Фредрик сидел в кухоньке, за столом, здесь было его рабочее место. Он встал, с радиотелефоном в руке прошел в еще меньшее помещение, которое называл гостиной, и сел в кресло. Агнес позвонила как раз вовремя, можно ненадолго избавиться от необходимости глазеть на пустой экран. Он уже хотел спросить, как дела в Стокгольме, как ей вообще живется, хотя редко собирался с духом, боясь ответа, боясь услышать, что ей хорошо, что у нее тоже появился новый друг, и сейчас подбирал непринужденную формулировку и, кажется, нашел подходящую, как вдруг уперся взглядом в экран телевизора, который по‑прежнему беззвучно работал.
– Агнес, подожди минутку.
Черно‑белый кадр – улыбающийся мужчина, темноволосый, короткостриженый. Фредрик узнал лицо. Он видел его недавно. Сегодня. Тот папаша на скамейке. Перед «Голубкой». Они поздоровались. Он сидел на скамейке прямо у калитки, ждал.
Фредрик подошел к телевизору, прибавил громкость.
Новая фотография папаши. Цветная. Сделанная в тюрьме. На заднем фоне стена. По бокам два охранника. Он махал в камеру. По крайней мере, так казалось.
Скороговорка диктора. У них у всех одинаковые голоса. Трескучие, с ударением на каждом слове, нейтральные, безликие голоса.
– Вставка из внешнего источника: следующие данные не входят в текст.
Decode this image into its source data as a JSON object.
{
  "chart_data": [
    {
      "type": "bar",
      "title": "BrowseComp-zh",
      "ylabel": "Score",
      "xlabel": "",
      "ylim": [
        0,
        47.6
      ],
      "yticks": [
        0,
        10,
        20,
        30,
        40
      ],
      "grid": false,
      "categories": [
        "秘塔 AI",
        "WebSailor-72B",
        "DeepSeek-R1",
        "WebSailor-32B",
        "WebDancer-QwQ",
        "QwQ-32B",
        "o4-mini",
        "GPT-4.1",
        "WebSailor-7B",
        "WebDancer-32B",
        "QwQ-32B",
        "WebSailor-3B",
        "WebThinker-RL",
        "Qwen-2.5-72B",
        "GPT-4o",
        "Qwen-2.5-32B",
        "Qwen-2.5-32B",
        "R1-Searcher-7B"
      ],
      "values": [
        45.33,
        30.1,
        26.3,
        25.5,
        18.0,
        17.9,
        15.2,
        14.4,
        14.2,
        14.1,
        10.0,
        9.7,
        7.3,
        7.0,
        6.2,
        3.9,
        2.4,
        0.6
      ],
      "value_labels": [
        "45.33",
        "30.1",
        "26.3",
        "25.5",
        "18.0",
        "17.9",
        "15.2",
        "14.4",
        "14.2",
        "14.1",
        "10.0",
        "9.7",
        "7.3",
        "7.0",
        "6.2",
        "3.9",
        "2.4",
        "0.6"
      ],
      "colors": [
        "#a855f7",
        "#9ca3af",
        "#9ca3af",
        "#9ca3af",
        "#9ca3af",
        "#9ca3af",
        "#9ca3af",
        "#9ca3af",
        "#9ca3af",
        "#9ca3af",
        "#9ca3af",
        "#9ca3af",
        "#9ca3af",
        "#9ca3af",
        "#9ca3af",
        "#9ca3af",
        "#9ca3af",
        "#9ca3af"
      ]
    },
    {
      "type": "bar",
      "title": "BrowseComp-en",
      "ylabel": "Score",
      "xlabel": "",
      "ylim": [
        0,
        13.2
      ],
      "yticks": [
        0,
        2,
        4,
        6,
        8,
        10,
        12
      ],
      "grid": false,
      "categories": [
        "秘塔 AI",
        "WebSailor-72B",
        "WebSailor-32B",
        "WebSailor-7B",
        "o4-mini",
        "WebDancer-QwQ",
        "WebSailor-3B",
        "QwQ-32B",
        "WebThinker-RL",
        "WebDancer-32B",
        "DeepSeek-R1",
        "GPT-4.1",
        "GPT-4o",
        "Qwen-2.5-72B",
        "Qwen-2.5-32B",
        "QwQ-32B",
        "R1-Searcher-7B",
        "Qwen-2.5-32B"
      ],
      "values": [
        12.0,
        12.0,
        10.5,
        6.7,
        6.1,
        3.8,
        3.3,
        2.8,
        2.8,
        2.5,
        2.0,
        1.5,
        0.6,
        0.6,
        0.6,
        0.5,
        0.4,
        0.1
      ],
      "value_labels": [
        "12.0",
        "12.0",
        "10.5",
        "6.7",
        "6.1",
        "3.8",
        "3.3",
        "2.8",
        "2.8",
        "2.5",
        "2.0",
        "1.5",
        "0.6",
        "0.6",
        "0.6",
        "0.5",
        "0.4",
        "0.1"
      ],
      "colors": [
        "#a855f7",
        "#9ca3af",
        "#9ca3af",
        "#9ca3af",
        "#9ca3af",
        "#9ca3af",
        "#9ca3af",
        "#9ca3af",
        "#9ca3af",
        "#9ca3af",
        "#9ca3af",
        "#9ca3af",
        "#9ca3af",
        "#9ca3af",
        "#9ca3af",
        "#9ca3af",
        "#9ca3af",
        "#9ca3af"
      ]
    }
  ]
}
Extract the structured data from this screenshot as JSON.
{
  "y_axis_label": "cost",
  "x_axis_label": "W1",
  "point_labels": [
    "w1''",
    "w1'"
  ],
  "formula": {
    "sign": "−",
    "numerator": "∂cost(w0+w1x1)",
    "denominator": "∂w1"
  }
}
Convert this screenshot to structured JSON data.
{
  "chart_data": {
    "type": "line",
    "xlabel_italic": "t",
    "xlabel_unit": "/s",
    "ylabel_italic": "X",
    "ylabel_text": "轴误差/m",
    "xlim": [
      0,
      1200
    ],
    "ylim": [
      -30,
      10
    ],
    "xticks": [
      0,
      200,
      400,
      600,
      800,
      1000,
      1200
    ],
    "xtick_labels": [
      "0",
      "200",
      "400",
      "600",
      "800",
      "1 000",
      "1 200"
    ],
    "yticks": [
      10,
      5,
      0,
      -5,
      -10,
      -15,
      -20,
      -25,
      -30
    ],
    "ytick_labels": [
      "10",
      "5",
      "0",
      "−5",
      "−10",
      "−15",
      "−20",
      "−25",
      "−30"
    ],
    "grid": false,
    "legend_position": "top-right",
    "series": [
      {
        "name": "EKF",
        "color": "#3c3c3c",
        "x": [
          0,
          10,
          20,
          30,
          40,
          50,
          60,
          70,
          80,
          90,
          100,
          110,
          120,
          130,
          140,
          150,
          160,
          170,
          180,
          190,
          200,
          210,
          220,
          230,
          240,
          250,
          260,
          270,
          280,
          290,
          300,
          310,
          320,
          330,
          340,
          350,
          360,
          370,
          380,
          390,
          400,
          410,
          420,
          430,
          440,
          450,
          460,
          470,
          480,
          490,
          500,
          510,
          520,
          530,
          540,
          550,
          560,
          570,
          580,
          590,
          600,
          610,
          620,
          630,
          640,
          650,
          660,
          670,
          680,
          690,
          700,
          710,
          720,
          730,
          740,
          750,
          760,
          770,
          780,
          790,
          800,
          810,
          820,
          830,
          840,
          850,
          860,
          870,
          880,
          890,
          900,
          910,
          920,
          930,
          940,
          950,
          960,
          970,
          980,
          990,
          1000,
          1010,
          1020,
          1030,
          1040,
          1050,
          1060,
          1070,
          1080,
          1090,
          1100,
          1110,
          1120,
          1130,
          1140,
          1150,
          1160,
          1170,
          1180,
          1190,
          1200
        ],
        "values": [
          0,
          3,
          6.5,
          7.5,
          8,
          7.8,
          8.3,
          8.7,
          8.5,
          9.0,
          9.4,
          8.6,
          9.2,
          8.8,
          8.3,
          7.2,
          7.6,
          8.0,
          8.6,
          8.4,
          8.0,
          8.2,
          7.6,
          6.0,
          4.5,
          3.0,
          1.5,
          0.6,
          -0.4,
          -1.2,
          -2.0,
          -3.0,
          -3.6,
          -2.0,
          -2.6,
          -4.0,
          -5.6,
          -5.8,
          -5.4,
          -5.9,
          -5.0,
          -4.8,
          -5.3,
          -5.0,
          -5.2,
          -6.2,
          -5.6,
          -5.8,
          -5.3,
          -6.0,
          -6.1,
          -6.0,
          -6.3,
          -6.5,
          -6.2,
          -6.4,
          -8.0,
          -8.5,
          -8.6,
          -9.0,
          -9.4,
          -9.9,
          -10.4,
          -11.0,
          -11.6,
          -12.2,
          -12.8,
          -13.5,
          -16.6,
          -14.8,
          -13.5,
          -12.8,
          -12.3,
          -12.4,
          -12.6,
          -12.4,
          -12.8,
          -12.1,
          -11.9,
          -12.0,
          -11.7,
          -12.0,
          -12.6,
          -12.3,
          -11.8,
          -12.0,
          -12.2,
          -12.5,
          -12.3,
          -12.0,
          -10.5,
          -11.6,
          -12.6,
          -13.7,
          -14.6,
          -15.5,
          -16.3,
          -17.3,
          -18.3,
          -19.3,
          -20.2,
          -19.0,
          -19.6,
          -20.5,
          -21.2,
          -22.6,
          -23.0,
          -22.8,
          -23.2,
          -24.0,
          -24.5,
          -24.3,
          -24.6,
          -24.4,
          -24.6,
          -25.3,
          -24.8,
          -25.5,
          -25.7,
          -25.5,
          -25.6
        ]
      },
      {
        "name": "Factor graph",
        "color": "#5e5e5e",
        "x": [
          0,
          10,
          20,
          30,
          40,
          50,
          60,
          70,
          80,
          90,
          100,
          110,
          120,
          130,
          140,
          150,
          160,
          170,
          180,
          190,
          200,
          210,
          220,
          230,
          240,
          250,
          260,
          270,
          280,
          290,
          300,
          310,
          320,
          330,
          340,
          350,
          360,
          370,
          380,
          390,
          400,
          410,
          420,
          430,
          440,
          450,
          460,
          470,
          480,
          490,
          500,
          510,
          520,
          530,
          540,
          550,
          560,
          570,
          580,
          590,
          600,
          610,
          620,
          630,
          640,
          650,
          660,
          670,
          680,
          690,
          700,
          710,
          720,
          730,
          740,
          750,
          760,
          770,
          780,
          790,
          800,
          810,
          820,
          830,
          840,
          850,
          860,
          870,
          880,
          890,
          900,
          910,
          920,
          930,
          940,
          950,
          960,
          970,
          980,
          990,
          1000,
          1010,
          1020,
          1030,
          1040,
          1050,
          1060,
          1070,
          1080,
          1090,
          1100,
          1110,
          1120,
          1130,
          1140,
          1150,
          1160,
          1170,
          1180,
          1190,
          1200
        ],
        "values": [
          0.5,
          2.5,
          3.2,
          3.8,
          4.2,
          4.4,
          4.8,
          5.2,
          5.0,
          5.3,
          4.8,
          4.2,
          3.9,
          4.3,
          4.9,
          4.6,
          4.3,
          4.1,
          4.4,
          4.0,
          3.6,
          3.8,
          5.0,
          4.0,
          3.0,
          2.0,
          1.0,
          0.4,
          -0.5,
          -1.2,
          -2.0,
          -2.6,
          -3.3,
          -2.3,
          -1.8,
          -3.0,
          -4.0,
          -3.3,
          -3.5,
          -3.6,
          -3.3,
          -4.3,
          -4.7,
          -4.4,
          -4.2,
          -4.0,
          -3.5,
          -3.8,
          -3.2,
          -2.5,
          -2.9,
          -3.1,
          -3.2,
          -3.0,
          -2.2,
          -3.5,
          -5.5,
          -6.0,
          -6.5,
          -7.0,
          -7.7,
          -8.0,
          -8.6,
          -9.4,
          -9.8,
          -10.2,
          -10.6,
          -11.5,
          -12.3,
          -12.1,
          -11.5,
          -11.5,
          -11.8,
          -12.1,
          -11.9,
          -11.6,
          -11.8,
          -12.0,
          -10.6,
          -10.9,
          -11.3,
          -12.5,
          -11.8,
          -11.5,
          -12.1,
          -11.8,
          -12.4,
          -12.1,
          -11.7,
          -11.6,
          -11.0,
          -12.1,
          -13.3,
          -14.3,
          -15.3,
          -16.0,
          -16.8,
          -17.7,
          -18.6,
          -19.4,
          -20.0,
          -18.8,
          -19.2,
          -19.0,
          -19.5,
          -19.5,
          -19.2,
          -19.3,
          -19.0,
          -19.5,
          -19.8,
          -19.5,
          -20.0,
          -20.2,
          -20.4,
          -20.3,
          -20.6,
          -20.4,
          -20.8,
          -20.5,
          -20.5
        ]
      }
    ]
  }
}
Диктор сказал, что человеку на фотографиях, папаше со скамейки, тридцать шесть лет и зовут его Бернт Лунд. Что в девяносто первом его посадили за серию изнасилований малолетних девочек. Что в девяносто седьмом посадили снова за серию изнасилований малолетних девочек, завершившуюся печально известным скарпхольмским убийством, когда две девятилетние девочки были жестоко изнасилованы и убиты в подвальном отсеке. Что сегодня рано утром по дороге в больницу он сбежал из закрытого отделения для сексуальных преступников Аспсосской тюрьмы. Фредрик сидел молча.
Он ничего не слышал, увеличил громкость, но не слышал.
Мужчина на фотографии. Он с ним поздоровался.
Потом один из тюремных начальников, весь в поту, мямлил перед камерой, с микрофоном у рта.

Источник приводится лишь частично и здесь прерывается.